Aragón leaned forward. “Yes?”
“I worry that if I let in the light, I won’t be able to do what I do. I worry that I won’t be able to go as fast and with such … singularity of purpose. Do you understand?” Evan felt something twisting in his chest, a need to be heard, to be understood, and that need was as foreign to him as a mother’s caress or a baby wanting a diaper change.
Aragón bobbed his head, drawing him out.
Evan continued, “When I think about how much I’ve missed all these years, all my life, I feel…”
He couldn’t find the word. Angry? Resentful? Vengeful?
“Grief?” Aragón offered.
The word slid between Evan’s ribs.
“I don’t know that I know how to do anything else,” he said. “To be anything else.”
“I understand,” Aragón said, and Evan saw in his eyes that he did. “How could you not feel loss at everything you’ve missed? You’ve traveled way beyond what most people know, over uncharted lands, and you haven’t even seen them.” He paused, giving the statement its due. “But if you dare? To open those windows now? You will look down at a different view than anyone else. Perhaps that is the reward for your sacrifice. If you have the courage to take it.”
The waitress approached bearing the bill, and without breaking eye contact with Evan, Aragón held up his credit card to her. She read the table and retreated without a word.
Evan’s mind churned and churned, and he felt unable to shape any of its content into words. Aragón gave him the silence.
The waitress returned with the check folio, which Aragón flipped open.

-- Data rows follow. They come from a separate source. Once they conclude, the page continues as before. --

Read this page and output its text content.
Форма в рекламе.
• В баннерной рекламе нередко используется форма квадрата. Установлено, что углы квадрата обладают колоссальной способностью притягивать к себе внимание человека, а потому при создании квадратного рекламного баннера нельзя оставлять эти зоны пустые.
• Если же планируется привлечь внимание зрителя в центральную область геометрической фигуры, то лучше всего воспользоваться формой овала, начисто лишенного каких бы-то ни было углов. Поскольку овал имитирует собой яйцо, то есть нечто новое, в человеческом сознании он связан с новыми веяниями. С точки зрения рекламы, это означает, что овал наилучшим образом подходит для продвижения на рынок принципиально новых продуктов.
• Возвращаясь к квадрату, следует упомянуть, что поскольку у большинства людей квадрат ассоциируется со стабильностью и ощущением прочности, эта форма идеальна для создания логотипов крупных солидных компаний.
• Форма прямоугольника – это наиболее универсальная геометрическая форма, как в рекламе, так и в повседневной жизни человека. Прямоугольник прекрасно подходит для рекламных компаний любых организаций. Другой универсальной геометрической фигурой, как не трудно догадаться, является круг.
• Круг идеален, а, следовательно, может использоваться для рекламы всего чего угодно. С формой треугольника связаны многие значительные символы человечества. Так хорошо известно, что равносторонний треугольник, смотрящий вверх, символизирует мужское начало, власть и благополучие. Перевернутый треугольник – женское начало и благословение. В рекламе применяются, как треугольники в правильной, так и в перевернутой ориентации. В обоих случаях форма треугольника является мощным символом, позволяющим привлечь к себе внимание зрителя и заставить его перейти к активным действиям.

Evan read the bill upside down. The tip of Aragón’s ballpoint hesitated over the slip.
Aragón tipped 20 percent.
Crossed it out.
He left twenty-five.
“If you look ‘patient’ up in the dictionary, you know what there’s a picture of?” Joey’s voice over the RoamZone, despite being ping-ponged through two dozen virtual telephone switch destinations on six continents, was undiminished in its aggrievedness.
Evan sat cross-legged on the sofa bed in the upstairs study of Aragón’s house. It was dark, moonlight falling in stripes across the carpet. “I’m guessing something you think is clever that winds up insulting me?”
He’d tossed the RoamZone to nano-stick on the wall at eye level. It conveyed Joey’s words holographically in sound waves with angry peaks and valleys.
They projected spikily in the darkness, electronic blue daggers: “It’s a picture of you with a Ghostbusters slash sign around it.”
“What’s a ghostbusters?”
“Oh. Em. Gee. You’re kidding, right? It’s the red slashy sign. That means, like, the opposite.”
“A bend sinister?”
“What’s a bend sinister?”
“A diagonal red band on a coat of arms. It’s a sign of bastardy.”
“Okay, Jack.”
“Or you could call it a circle-backslash or an interdictory circle.”
A thumping sound, probably Joey banging her forehead against her keyboard. “Never mind! Just … stop! I already told you I’ve almost got a handle on the San Bernardino delivery. I’m getting into some of their phones even to track correspondence. The more you bug me, the longer I’ll take. So just leave me to my Red Vines and Red Bull, and I will call you when I’m done. Gawd!”
Click.
Evan pried the phone off the wall and checked his watch fob. It was nearing midnight. He didn’t want another day to pass without getting a step closer to Anjelina. If she was still alive, whatever danger she was in would be worsening with every passing hour. Hostage situations wore down as they wore on. Strained patience. Frayed nerves. Appetites no longer held at bay.
He listened to the silence of the house. Aragón had excused himself upon their return, leaving Evan to the converted guest room. His unease returned, an eerie sense of connection with the other sleeping bodies under the same roof.
Out in the hall, a door creaked open.
He was on his feet, padding quietly to the threshold. He peered out.
Belicia’s door was once more ajar an inch, maybe two. It had been shut minutes before.
He emerged from his doorway, moving silently toward her room.
He halted outside. The same smell, air-conditioning and something else, the weight of unvented air within.
A voice, husky and feminine, said, “Come in.”